Wyrwał sprzedawcy pistolet, a potem go nim uderzył i powalił. Został szybko zatrzymany
We wtorek około godziny 11 policjanci z Kłodzka otrzymali zgłoszenie o kradzieży rozbójniczej w jednym ze sklepów na terenie miasta. Nieznany sprawca wyrwał sprzedawcy replikę broni Glock 19 o wartości 550 złotych, a następnie uderzył go nią, by utrzymać łup. Sprzedawca upadł na podłogę, a sprawca uciekł.

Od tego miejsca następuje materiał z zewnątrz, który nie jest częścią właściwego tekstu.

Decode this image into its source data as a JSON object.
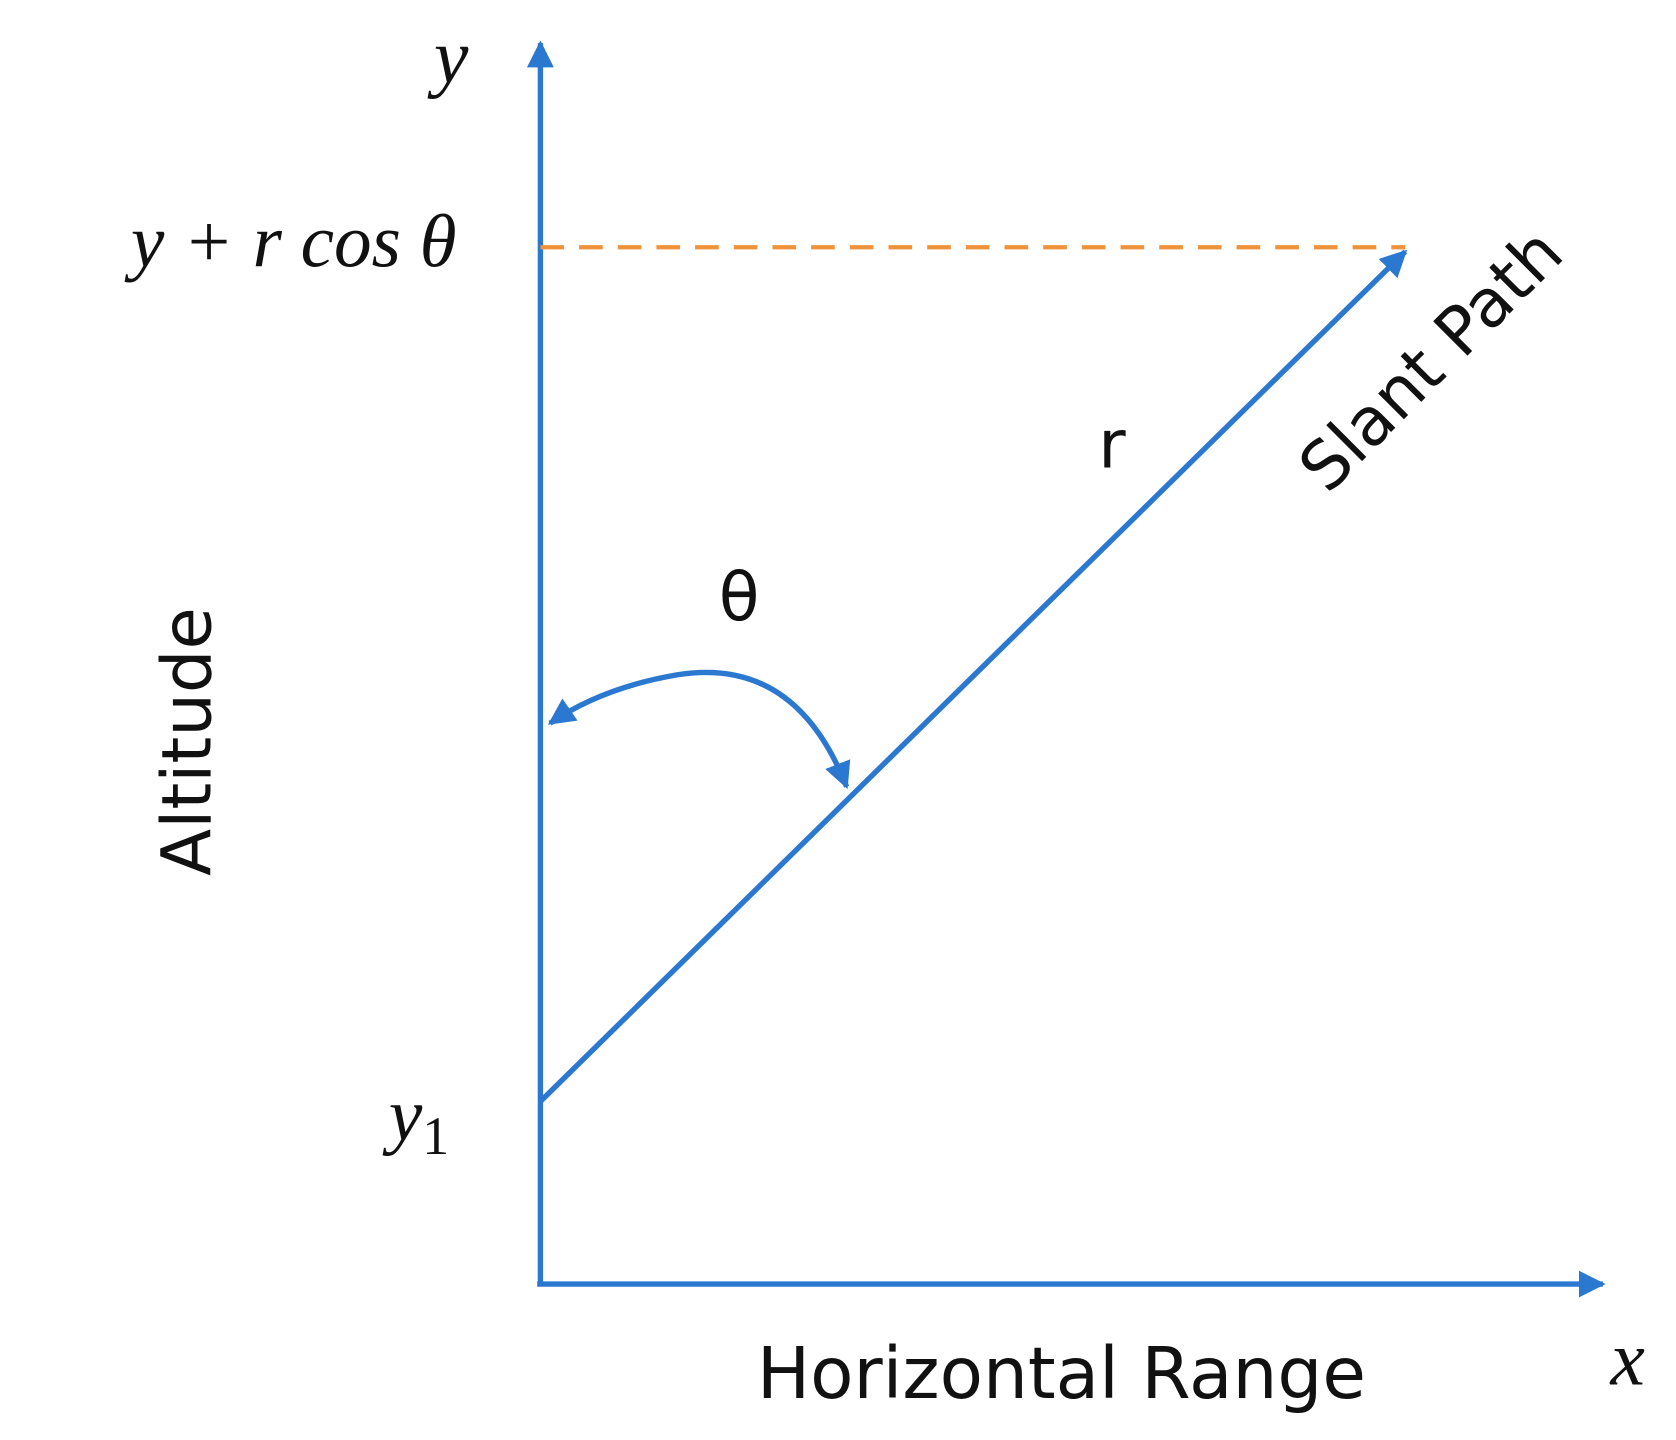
{
  "axes": {
    "y_label": "y",
    "y_level_label": "y + r cos θ",
    "y1_label": {
      "base": "y",
      "subscript": "1"
    },
    "x_label": "x",
    "vertical_title": "Altitude",
    "horizontal_title": "Horizontal Range"
  },
  "path": {
    "name": "Slant Path",
    "length_label": "r",
    "angle_label": "θ"
  }
}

Policjanci szybko namierzyli podejrzanego – 34-letniego mieszkańca powiatu. Podczas kontroli znaleźli przy nim skradzioną replikę oraz woreczek z amfetaminą, z której można było przygotować blisko 70 porcji handlowych.
Śledczy ustalili również, że kilka dni wcześniej w Dusznikach-Zdroju mężczyzna zaatakował 74-latka, powodując u niego obrażenia i uszkadzając okulary warte 2 tysiące złotych.
34-latek trafił do policyjnego aresztu. Policjanci wyjaśniają okoliczności posiadania narkotyków i sprawdzają, czy zajmował się ich dystrybucją. Na wniosek prokuratora sąd zastosował wobec niego trzymiesięczny areszt. Grozi mu kara nawet do 12 lat więzienia.